©sguimas
 

 

 

 

Gólgota

 

 

Você procura pelo futuro

no fundo de um cesto de lixo,

pendurado em um poste apagado,

e encontra nada além do rastro

do escuro insensato de dias anteriores

 

"Ninguém mais compra

badulaques folclóricos"

 

"Quem vai pagar

pelo que ninguém quer

sequer de graça?"

 

Quem se apieda e se importa

não frequenta as ruas

nas quais você trabalha

e transborda

 

Dando informações

imprecisas a turistas,

você ainda

guarda e lava carros

 

Deambula aturdida

apressando o passo,

sem destino esperado

Na fornalha dos trópicos,

quando o tempo fecha

e a dificuldade aperta,

você pede — e não disfarça

 

Mas fica injuriada

ao ser confundida

com uma esmoler

 

Os seus braços inchados

estão completamente atados

às armadilhas da estrada,

tão lotada de bifurcações:

encruzilhadas nas cruzadas da existência

 

Você é a penitente persistência,

contrastando com a indiferença

de quem já desistiu

 

Você é um paradoxo,

que encorpa na miséria,

enquanto grassam

as pilhérias de toda a sorte,

a se confortar na tragédia

 

No repasto, apascento o ânimo

você pena, mas não definha

engorda de barriga vazia

e sorri — recobrando

por um átimo

a consciência

do que poderia ter sido,

se tivesse nascido

em outro lugar

 

 

 

 

 

 

O caderno azul

 

 

A poesia é uma ferida aberta

da fenda exangue descoberta

uma flecha dispara e acerta

mira contra quem flerta

com a sanidade

 

 

 

 

I

 

 

O amor é uma ponte

de solidão e delírios

estendida

entre dois precipícios.

 

 

 

 

II

 

 

Só quem conheceu a indiferença

sabe o peso da certeza do arbítrio

 

 

 

 

III

 

 

As escolhas são estradas

que nos circunscrevem

 

 

 

 

IV

 

 

o ansioso

quer colher grãos

antes de ser vagem

 

 

 

 

V

 

 

Nem tudo

O que cala

Necessariamente

Consente

 

O silêncio corta

Inclemente

O eixo

Da piedade

 

 

 

 

VI

 

 

Quem grita

faz da escrita

um muro

de sussurros

 

 

 

 

XXXIII

 

 

Há de chegar uma hora

em que só vai ser escravo

o moderno empregado

que sentir prazer

em sofrer, ser humilhado

aviltado, seviciado

enquanto é remunerado

para ser classe média, alta

pobre ou miserável

 

Há de chegar uma hora

em que só vai ser escravo

o ente liberto que precisará

ser insultado para poder sorrir

 

 

 

 

XLIV

 

 

Tudo o que amamos

é sacrossanto

nosso encanto

é a verdade moral

que desejamos

e não conseguimos

conquistar

 

 

 

 

XLV

 

 

A solidão

é a melhor

companheira

da coragem

 

 

(...)

 

 

 

 

 

 

Nós

 

 

cada pessoa

é a humanidade

inteira

em miniatura

 

individuação

é manifestação

de alteridade

 

 

[Do livro A utopia do carnaval sem fim.
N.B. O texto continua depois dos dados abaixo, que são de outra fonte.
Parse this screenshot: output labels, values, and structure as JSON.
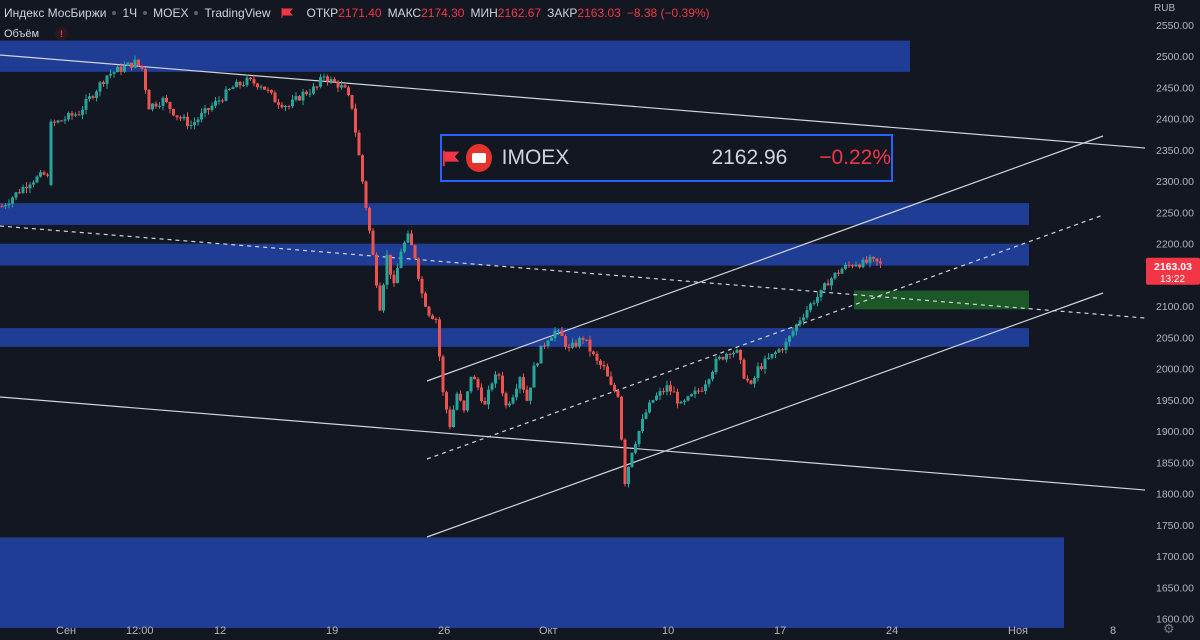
{
  "header": {
    "symbol_name": "Индекс МосБиржи",
    "interval": "1Ч",
    "exchange": "MOEX",
    "source": "TradingView",
    "ohlc": [
      {
        "label": "ОТКР",
        "value": "2171.40"
      },
      {
        "label": "МАКС",
        "value": "2174.30"
      },
      {
        "label": "МИН",
        "value": "2162.67"
      },
      {
        "label": "ЗАКР",
        "value": "2163.03"
      }
    ],
    "change": "−8.38 (−0.39%)",
    "volume_label": "Объём",
    "warning_glyph": "!"
  },
  "ticker_box": {
    "name": "IMOEX",
    "price": "2162.96",
    "change": "−0.22%"
  },
  "axis": {
    "currency": "RUB",
    "last_price": "2163.03",
    "countdown": "13:22",
    "settings_icon": "gear-icon"
  },
  "colors": {
    "background": "#131722",
    "zone": "#2244a8",
    "green_zone": "#1f5f2a",
    "up": "#26a69a",
    "down": "#ef5350",
    "trendline": "#d1d4dc",
    "price_label": "#f23645",
    "ticker_border": "#2962ff"
  },
  "chart_data": {
    "type": "candlestick",
    "title": "",
    "ylim": [
      1585,
      2590
    ],
    "ylabel": "",
    "xlabel": "",
    "grid": false,
    "y_ticks": [
      1600,
      1650,
      1700,
      1750,
      1800,
      1850,
      1900,
      1950,
      2000,
      2050,
      2100,
      2150,
      2200,
      2250,
      2300,
      2350,
      2400,
      2450,
      2500,
      2550
    ],
    "x_ticks": [
      {
        "label": "Сен",
        "bar": 10
      },
      {
        "label": "12:00",
        "bar": 20
      },
      {
        "label": "12",
        "bar": 32
      },
      {
        "label": "19",
        "bar": 48
      },
      {
        "label": "26",
        "bar": 64
      },
      {
        "label": "Окт",
        "bar": 79
      },
      {
        "label": "10",
        "bar": 96
      },
      {
        "label": "17",
        "bar": 112
      },
      {
        "label": "24",
        "bar": 128
      },
      {
        "label": "Ноя",
        "bar": 146
      },
      {
        "label": "8",
        "bar": 160
      }
    ],
    "bars_per_x_unit": 7.0,
    "close_series": [
      [
        0,
        2260
      ],
      [
        2,
        2280
      ],
      [
        4,
        2300
      ],
      [
        6,
        2310
      ],
      [
        7,
        2300
      ],
      [
        7,
        2390
      ],
      [
        9,
        2400
      ],
      [
        11,
        2410
      ],
      [
        13,
        2440
      ],
      [
        15,
        2470
      ],
      [
        17,
        2480
      ],
      [
        19,
        2490
      ],
      [
        20,
        2480
      ],
      [
        21,
        2420
      ],
      [
        23,
        2430
      ],
      [
        25,
        2405
      ],
      [
        27,
        2390
      ],
      [
        29,
        2410
      ],
      [
        31,
        2430
      ],
      [
        33,
        2450
      ],
      [
        35,
        2460
      ],
      [
        37,
        2455
      ],
      [
        39,
        2430
      ],
      [
        41,
        2420
      ],
      [
        43,
        2440
      ],
      [
        45,
        2450
      ],
      [
        46,
        2470
      ],
      [
        47,
        2460
      ],
      [
        48,
        2455
      ],
      [
        49,
        2445
      ],
      [
        50,
        2420
      ],
      [
        51,
        2340
      ],
      [
        52,
        2260
      ],
      [
        53,
        2180
      ],
      [
        54,
        2100
      ],
      [
        55,
        2180
      ],
      [
        56,
        2130
      ],
      [
        57,
        2190
      ],
      [
        58,
        2210
      ],
      [
        59,
        2180
      ],
      [
        60,
        2120
      ],
      [
        61,
        2090
      ],
      [
        62,
        2080
      ],
      [
        63,
        1960
      ],
      [
        64,
        1910
      ],
      [
        65,
        1960
      ],
      [
        66,
        1930
      ],
      [
        67,
        1990
      ],
      [
        68,
        1970
      ],
      [
        69,
        1940
      ],
      [
        70,
        1980
      ],
      [
        71,
        1990
      ],
      [
        72,
        1940
      ],
      [
        73,
        1960
      ],
      [
        74,
        1990
      ],
      [
        75,
        1950
      ],
      [
        76,
        2000
      ],
      [
        77,
        2030
      ],
      [
        78,
        2050
      ],
      [
        79,
        2060
      ],
      [
        80,
        2050
      ],
      [
        81,
        2030
      ],
      [
        82,
        2040
      ],
      [
        83,
        2050
      ],
      [
        84,
        2030
      ],
      [
        85,
        2010
      ],
      [
        86,
        2000
      ],
      [
        87,
        1970
      ],
      [
        88,
        1960
      ],
      [
        89,
        1820
      ],
      [
        90,
        1870
      ],
      [
        91,
        1900
      ],
      [
        92,
        1930
      ],
      [
        93,
        1950
      ],
      [
        94,
        1960
      ],
      [
        95,
        1970
      ],
      [
        96,
        1960
      ],
      [
        97,
        1940
      ],
      [
        98,
        1950
      ],
      [
        99,
        1960
      ],
      [
        100,
        1970
      ],
      [
        101,
        1990
      ],
      [
        102,
        2010
      ],
      [
        103,
        2020
      ],
      [
        104,
        2030
      ],
      [
        105,
        2025
      ],
      [
        106,
        1990
      ],
      [
        107,
        1970
      ],
      [
        108,
        2000
      ],
      [
        109,
        2010
      ],
      [
        110,
        2020
      ],
      [
        111,
        2030
      ],
      [
        112,
        2040
      ],
      [
        113,
        2060
      ],
      [
        114,
        2080
      ],
      [
        115,
        2095
      ],
      [
        116,
        2110
      ],
      [
        117,
        2120
      ],
      [
        118,
        2140
      ],
      [
        119,
        2150
      ],
      [
        120,
        2160
      ],
      [
        121,
        2165
      ],
      [
        122,
        2170
      ],
      [
        123,
        2168
      ],
      [
        124,
        2172
      ],
      [
        125,
        2169
      ],
      [
        126,
        2163
      ]
    ],
    "zones": [
      {
        "y_from": 2475,
        "y_to": 2525,
        "x_end_bar": 130
      },
      {
        "y_from": 2230,
        "y_to": 2265,
        "x_end_bar": 147
      },
      {
        "y_from": 2165,
        "y_to": 2200,
        "x_end_bar": 147
      },
      {
        "y_from": 2035,
        "y_to": 2065,
        "x_end_bar": 147
      },
      {
        "y_from": 1585,
        "y_to": 1730,
        "x_end_bar": 152
      }
    ],
    "green_zone": {
      "y_from": 2095,
      "y_to": 2125,
      "x_start_bar": 122,
      "x_end_bar": 147
    }
  }
}
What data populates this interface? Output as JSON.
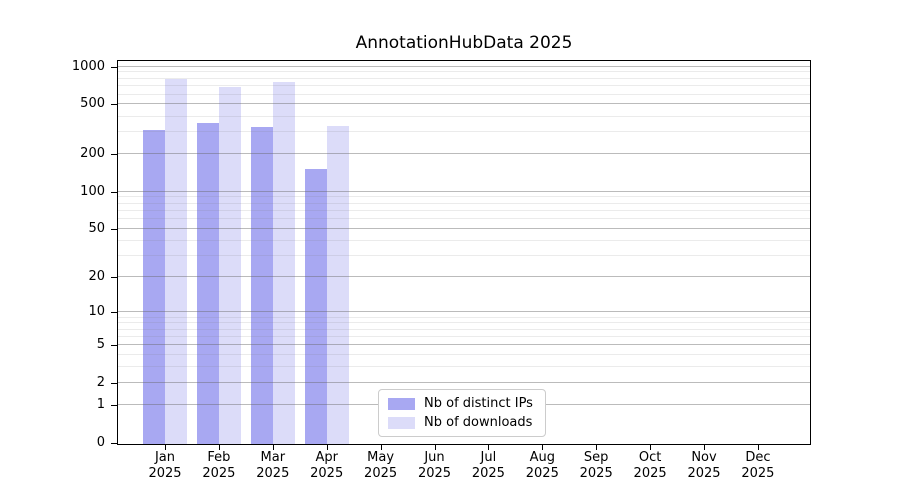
{
  "title": "AnnotationHubData 2025",
  "chart_data": {
    "type": "bar",
    "title": "AnnotationHubData 2025",
    "xlabel": "",
    "ylabel": "",
    "y_scale": "log10(value+1)",
    "ylim": [
      0,
      1100
    ],
    "grid": "on",
    "legend_position": "bottom-center-inside",
    "categories": [
      "Jan",
      "Feb",
      "Mar",
      "Apr",
      "May",
      "Jun",
      "Jul",
      "Aug",
      "Sep",
      "Oct",
      "Nov",
      "Dec"
    ],
    "category_year": "2025",
    "y_ticks": [
      0,
      1,
      2,
      5,
      10,
      20,
      50,
      100,
      200,
      500,
      1000
    ],
    "y_minor_gridlines": [
      3,
      4,
      6,
      7,
      8,
      9,
      30,
      40,
      60,
      70,
      80,
      90,
      300,
      400,
      600,
      700,
      800,
      900
    ],
    "series": [
      {
        "name": "Nb of distinct IPs",
        "color": "#a8a8f2",
        "values": [
          318,
          360,
          337,
          155,
          0,
          0,
          0,
          0,
          0,
          0,
          0,
          0
        ]
      },
      {
        "name": "Nb of downloads",
        "color": "#dcdcf9",
        "values": [
          815,
          707,
          775,
          343,
          0,
          0,
          0,
          0,
          0,
          0,
          0,
          0
        ]
      }
    ]
  },
  "colors": {
    "background": "#ffffff",
    "spine": "#000000",
    "major_grid": "#b0b0b0",
    "minor_grid": "#e6e6e6",
    "legend_border": "#cccccc"
  }
}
Penalux, 2020]

 

                  

 

 

 

 

 

 

 

 


Bernardo Almeida (Salvador/BA, 1981). É poeta, jornalista, artista digital, roteirista e compositor. Participou de dezenas de coletâneas literárias. Publicou os livros: Achados e perdidos (poesia/2005), Crimes noturnos (poesia/2006 e 2018), Enquanto espero o amanhã passar (poesia/2009), Sem um país para chamar de pátria, sem um lugar para chamar de lar (poesia/2009), LONA (poesia/2011), O vencedor está morto (contos/2013), Arresto (poesia/2016), que também foi editado em Paris (2018), e A utopia do carnaval sem fim (poesia/2020). O autor tem textos traduzidos e publicados na Europa, sobretudo na França e na Croácia.